I am stressed out this week and am somewhat overwhelmed. Between college apps for my son, working on a book proposal, writing, watching way too much reality television, shooting a new reality show for BiteSize Networks, and dating someone new I really care about, it has all made me a little crazy. Not bad crazy, just unnecessary crazy.
When you date at this stage of life there are a lot of variables. Kids, work responsibilities, and just the daily complications life brings. I am dating the Coach and not afraid to say I adore him. He is really lovely and I feel very thankful to have found him. We are both parents, have different schedules with our kids, and each work a lot of hours.
The mature and practical side of me knows things are great and we are together when we can be, but the part of my heart that has a schoolgirl crush on a wonderful man wishes we could be together more. It is odd to be dating at this stage of life and I worry I am not handling it well as my desire to be honest is coming out more as crazy than my simply sharing.
I have not really written about Coach because I don’t want to blow it. He is special and I worry that I will write something to make him uncomfortable, so I don’t write about him, when the truth is I could write about him a lot. I’m only writing about him now because so many of you have written to ask me how it is going. It truly is so sweet that you care about us.
I have written about bad dates, good dates, winners, and losers. I have shared an important relationship here, and also cried to all of you when my heart was shattered. Today I feel like I am stumbling a little bit and know sharing it here will help get me back on track. I’m already feeling better than I did earlier and am reminded how all of you matter to me.
Coach makes me happy. He is calm, level headed, smart, funny, kind, decent, sexy as hell, and such a good kisser that on occasion this nice Jewish girl from the valley can see Jesus floating above me as we kiss, giving me a thumbs up. He is a calming influence on me because he is a grown up and there are no games. We are honest, open, and decent to each other.

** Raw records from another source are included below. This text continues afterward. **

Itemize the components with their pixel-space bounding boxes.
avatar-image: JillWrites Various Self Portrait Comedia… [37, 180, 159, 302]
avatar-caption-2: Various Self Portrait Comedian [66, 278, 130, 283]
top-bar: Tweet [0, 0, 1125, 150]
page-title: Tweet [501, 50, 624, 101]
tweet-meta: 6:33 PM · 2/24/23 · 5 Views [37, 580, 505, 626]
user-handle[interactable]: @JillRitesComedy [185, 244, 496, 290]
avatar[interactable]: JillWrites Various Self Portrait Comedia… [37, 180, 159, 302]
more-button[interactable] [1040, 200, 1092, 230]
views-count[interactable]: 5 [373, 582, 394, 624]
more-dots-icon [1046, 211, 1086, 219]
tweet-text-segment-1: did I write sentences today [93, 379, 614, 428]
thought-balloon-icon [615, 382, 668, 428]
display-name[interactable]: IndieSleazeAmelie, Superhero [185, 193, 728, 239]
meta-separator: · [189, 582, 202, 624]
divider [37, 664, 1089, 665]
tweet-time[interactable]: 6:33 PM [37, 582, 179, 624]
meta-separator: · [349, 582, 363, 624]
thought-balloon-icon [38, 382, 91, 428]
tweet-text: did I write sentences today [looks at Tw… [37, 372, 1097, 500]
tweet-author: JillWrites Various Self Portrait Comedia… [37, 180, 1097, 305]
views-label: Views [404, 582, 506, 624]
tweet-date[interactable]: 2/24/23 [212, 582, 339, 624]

I enjoy his company, am proud to be with him, and look forward to seeing where it goes. He is lovely and that you inquire about him makes me smile. I feel like the Coach and me, along with my readers and me, are invested in each other and it makes me proud that I am writing in a way that connects us. Not sure I could try another relationship without your support.
Last night the Coach called and I was a crazy person. I allowed my insecurity and girlish madness to affect what I heard and what I said. I texted a passive aggressive response to a kind gesture from him, and while I wrote it I knew I was being crazy, and simply could not stop myself. In the end it was ridiculous but his response shed light on who he is.
He wrote back right away even though he could not speak, so I could be calm and not panic about being crazy. He then called me, and not only explained himself, but allowed me to also explain myself. He let me cry, made me laugh, and was kind even though we both knew I was being a crazy person. It is a very fine line between being honest and being crazy.
It is a new relationship and also a friendship I value very much. I believe communication is the single most important thing to ensure a successful relationship and I always want to feel secure and safe enough to share my truth. However, when my desire for honesty crossed into crazy he embraced me with his words and it was lovely because he gets me.
I won’t write about Coach too much because I want to be selfish and keep him for me. Know he is wonderful and I am grateful to have been brave enough to try again. My bravery can be credited to those who come to read everyday. You may be just one try away from something great so keep trying. There are no guarantees of course, but trying is required.
Coach, thank you for being a mensch. You allowed me to talk it through and figure it out. To those of you who read, borrow the bravery I get from you to be brave yourselves. In the words of A.A. Milne, by way of my darling friend Danielle, "You are braver than you believe, stronger than you seem, and smarter than you think." Thank you for encouraging me to keep the faith.